ALLOW_REGISTRATION=true
3. Setup MCP Supergateway
Since mcp-pinot is Python-based, we use MCP Supergateway to bridge it to LibreChat:
# Install supergateway globally
npm install -g supergateway
# Start the gateway (from your mcp-pinot directory)
cd /path/to/mcp-pinot
supergateway --stdio "uv --directory . run mcp_pinot/server.py" --port 8110
# Alternative: Run in background using screen
screen -S pinot-gateway
supergateway --stdio "uv --directory . run mcp_pinot/server.py" --port 8110
# Press Ctrl+A, then D to detach
4. Create LibreChat Configuration
Create librechat.yaml
in your LibreChat root directory:
# LibreChat Configuration
version: 1.1.5
cache: true
# Interface settings
interface:
privacyPolicy:
externalUrl: 'https://librechat.ai/privacy-policy'
openNewTab: true
termsOfService:
externalUrl: 'https://librechat.ai/tos'
openNewTab: true
# Enable registration and social logins
registration:
socialLogins: ['github', 'google']
# AWS Bedrock endpoint configuration
endpoints:
bedrock:
titleModel: 'anthropic.claude-3-5-haiku-20241022-v1:0'
streamRate: 35
availableRegions:
- "us-east-1"
- "us-west-2"
modelDisplayLabel: "AWS Bedrock"
# MCP Server configurations
mcpServers:
# StarTree Pinot MCP Server via Supergateway
pinot:
type: sse
url: "http://host.docker.internal:8110/sse"
timeout: 30000
initTimeout: 10000
iconPath: "/app/client/public/assets/logo.svg"

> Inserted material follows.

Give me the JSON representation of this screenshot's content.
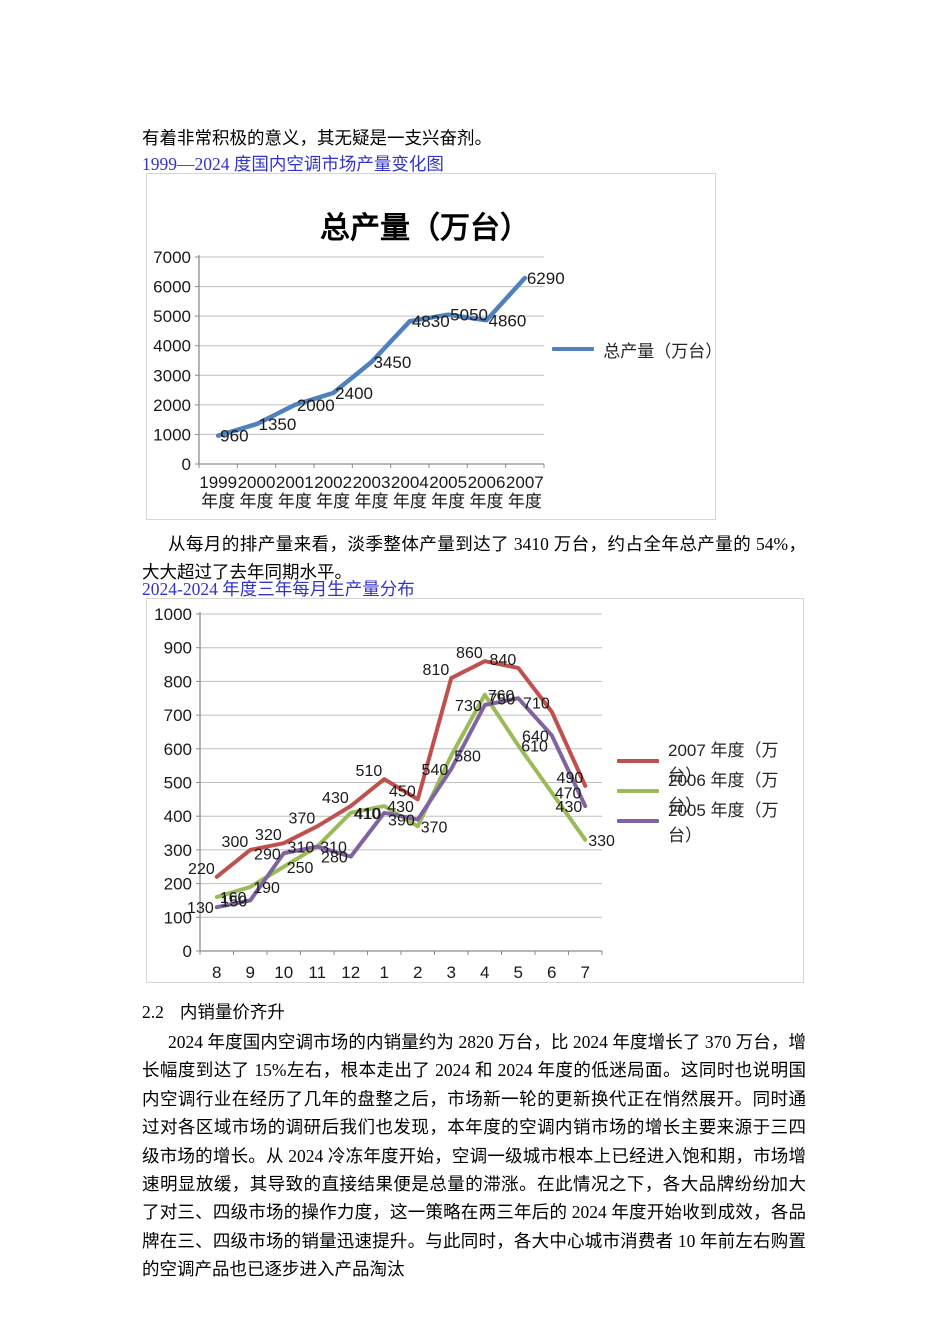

# Optional: Additional MCP servers
memory:
command: npx
args:
- -y
- "@modelcontextprotocol/server-memory"
timeout: 30000
filesystem:
command: npx
args:
- -y
- "@modelcontextprotocol/server-filesystem"
- "/app/uploads"
timeout: 30000
5. Create Docker Override Configuration
Create docker-compose.override.yml
:
version: '3.4'
services:
api:
volumes:
- type: bind
source: ./librechat.yaml
target: /app/librechat.yaml
extra_hosts:
# Allow container to access host services
- "host.docker.internal:host-gateway"
environment:
# Pass AWS credentials to container
- BEDROCK_AWS_DEFAULT_REGION=${BEDROCK_AWS_DEFAULT_REGION}
- BEDROCK_AWS_ACCESS_KEY_ID=${BEDROCK_AWS_ACCESS_KEY_ID}
- BEDROCK_AWS_SECRET_ACCESS_KEY=${BEDROCK_AWS_SECRET_ACCESS_KEY}
- BEDROCK_AWS_MODELS=${BEDROCK_AWS_MODELS}
6. Start LibreChat
# Launch the application
docker compose down # Stop any existing containers
docker compose up -d # Start in detached mode
# Verify startup
docker compose logs -f api
Look for these success messages in the logs:
LibreChat | 2025-06-04 13:58:17 info: Server listening on all interfaces at port 3080. Use http://localhost:3080 to access it
LibreChat | 2025-06-04 13:58:36 info: [MCP][User: 68404ef09963a7b64176c39b][pinot] Establishing new connection
LibreChat | 2025-06-04 13:58:36 info: [MCP][User: 68404ef09963a7b64176c39b][pinot] Creating SSE transport: http://host.docker.internal:8110/sse
LibreChat | 2025-06-04 13:58:36 info: [MCP][User: 68404ef09963a7b64176c39b][pinot] Connection successfully established
Verify Connection
Access LibreChat Interface
-
Open your browser and go to http://localhost:3080
-
Register a new account or login with existing credentials
-
Look for “AWS Bedrock” in the model provider dropdown
-
Look for pinot mcp in the chat dialog
Start Querying
You’re ready to analyze your data! Try these sample prompts:
"What tables are available in my Pinot cluster?"
"Show me the schema for the airlineStats table"
"How many records are in the GitHub events table?"